At the risk of repeating myself: “Can anyone offer a cogent, objective reason why teachers should not be held to delivering results?”
06:50 AM on 12/03/2011
But that is the reality of the world. The product designer is held responsible for a product faillure arising from shabby production methods (someone else).

The sports coach is evaluated on the performance of his team (someone else).

The hospital administrator is evaluated by the waiting time in the e-room (someone else).

Etc., etc., etc.

SO WHAT.

You continue to make excuses and view teachers as not needing to function in the manner of everyone else.
photo
HUFFPOST SUPER USER
sydneymoon
Dismiss what insults your own soul - WW
07:22 AM on 11/30/2011
Not that you will bother, but this gives insight:
Diane Ravitch: "The Death and Life of the Great American School System: How Testing and Choice Are Undermining Education"
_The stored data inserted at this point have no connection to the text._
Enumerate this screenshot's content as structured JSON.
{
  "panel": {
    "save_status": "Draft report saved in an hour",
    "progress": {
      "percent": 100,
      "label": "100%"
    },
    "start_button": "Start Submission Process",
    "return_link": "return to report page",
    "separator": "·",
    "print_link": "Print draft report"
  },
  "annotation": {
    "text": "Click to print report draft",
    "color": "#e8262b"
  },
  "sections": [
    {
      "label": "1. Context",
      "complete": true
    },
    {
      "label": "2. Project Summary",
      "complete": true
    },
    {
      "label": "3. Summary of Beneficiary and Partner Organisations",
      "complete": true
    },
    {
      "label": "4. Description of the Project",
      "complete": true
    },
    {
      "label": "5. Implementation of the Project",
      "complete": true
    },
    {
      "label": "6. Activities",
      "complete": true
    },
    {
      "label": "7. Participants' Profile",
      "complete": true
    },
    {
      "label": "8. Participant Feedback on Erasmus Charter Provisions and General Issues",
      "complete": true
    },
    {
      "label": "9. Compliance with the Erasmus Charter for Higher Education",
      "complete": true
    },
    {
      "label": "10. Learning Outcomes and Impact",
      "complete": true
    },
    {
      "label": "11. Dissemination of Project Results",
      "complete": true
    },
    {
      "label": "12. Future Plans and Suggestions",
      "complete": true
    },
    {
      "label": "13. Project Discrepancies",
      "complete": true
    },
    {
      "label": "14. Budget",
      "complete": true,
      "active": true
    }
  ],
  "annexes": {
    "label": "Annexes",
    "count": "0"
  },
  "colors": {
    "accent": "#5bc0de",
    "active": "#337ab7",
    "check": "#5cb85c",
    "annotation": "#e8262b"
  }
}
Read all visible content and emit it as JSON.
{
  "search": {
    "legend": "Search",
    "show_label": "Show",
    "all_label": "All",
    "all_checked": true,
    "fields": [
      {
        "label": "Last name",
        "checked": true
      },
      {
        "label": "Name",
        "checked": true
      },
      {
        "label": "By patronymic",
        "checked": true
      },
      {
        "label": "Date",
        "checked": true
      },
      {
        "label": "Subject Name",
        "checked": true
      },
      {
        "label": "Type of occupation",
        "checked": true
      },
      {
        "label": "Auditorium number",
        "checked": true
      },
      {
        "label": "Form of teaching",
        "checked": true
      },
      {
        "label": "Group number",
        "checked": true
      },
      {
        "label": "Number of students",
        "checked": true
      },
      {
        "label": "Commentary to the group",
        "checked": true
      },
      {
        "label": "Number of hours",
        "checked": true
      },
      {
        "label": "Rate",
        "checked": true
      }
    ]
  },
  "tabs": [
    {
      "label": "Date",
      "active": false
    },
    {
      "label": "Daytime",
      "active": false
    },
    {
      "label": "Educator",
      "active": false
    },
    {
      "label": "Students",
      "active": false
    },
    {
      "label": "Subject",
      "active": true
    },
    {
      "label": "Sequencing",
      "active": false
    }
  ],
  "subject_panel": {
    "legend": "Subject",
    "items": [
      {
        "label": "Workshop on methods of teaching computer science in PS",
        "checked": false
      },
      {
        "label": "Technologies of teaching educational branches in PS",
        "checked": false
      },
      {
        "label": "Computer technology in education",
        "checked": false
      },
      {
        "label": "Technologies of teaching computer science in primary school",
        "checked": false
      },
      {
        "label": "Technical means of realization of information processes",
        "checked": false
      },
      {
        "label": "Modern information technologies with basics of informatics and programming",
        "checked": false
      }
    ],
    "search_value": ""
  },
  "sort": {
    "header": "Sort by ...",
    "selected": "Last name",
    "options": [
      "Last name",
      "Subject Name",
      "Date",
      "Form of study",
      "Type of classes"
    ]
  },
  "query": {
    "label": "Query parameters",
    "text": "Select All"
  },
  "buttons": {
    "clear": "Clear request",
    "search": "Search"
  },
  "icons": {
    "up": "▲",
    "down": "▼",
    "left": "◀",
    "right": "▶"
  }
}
Linda Darling Hammond notes, "They (Finland)organize their curriculum around problem-solving and critical thinking skills. And they test students rarely (in Finland, not at all) – and almost never with multiple-choice tests."
http://www.washingtonpost.com/blogs/answer-sheet/post/darling-hammond-the-mess-we-are-in/2011/07/31/gIQAXWSIoI_blog.html

What children learn should be evaluated through a variety of assessments.
08:05 AM on 11/30/2011
Then evaluate them differently. Just show progress....
05:28 AM on 11/30/2011
Ahhh, the American way...if something is too hard change the requirements. And why complain when we have proficient kids?

I am certain that these tactics will maintain America's greatness.
11:01 AM on 11/30/2011
actually, the american way as exemplified by nclb is:
- try something random
- if it doesnt work, try it harder
- ignore whether its actually the right approach.
12:27 AM on 11/30/2011
Hi Pedro. Personally I think the waivers are a mistake as long as they are conditional. In some cases, the conditions are actually worse than the punishment for entering NCLB PI. I would much rather that states reject NCLB altogether and/or demand unconditional ESEA funding. States with a willingness to do what's right for students--instead of sell out to the feds--could work together to make NCLB irrelevant if no one in Washington is willing to. Here's to hoping.
been2there
Facts have a liberal bias.
12:12 AM on 11/30/2011
As a college English tutor, I can tell you that 10 years of NCLB has nearly destroyed critical thinking and the ability to see a tree in a forest! Students write isolated sentences well enough, but can't organize a paragraph or spot an error in one. Essays? Let us just say that the carnage is incredible.
10:14 PM on 11/29/2011
Thank you for pointing out that under the "new and improved" Obama/Duncan plan we have moved from a slow train coming to a light rail train wreck. When will these folks learn that evaluating teachers based on test scores is like evaluating umpires based on how many batters reach base? Teachers should call em as they see em, and if a student wants to get on base or in scoring position, the student is going to have to hit the ball pitched!

The Federal government has no constitutional standing to require any state to perform in any way, and certainly not the Executive Branch for goodness sake. The Department of Education should return every dime to the states from which the money came, and let them educate their constituents to the best of their ability.

Finally, anyone who believes for a minute that education is a "Race" to the top, or the middle, or the foothills, clearly has never taught in a classroom. We aren't going to end up anywhere at the end of the race except in a state of confusion as to how we arrived in such a state of disarray and how in the world to get back to real education. No state should ever have to come hat in hand to the federal government appealing for a waiver related to legislation that the Feds had not business cooking up in the first place. NCLB is proof positive that it just doesn't work.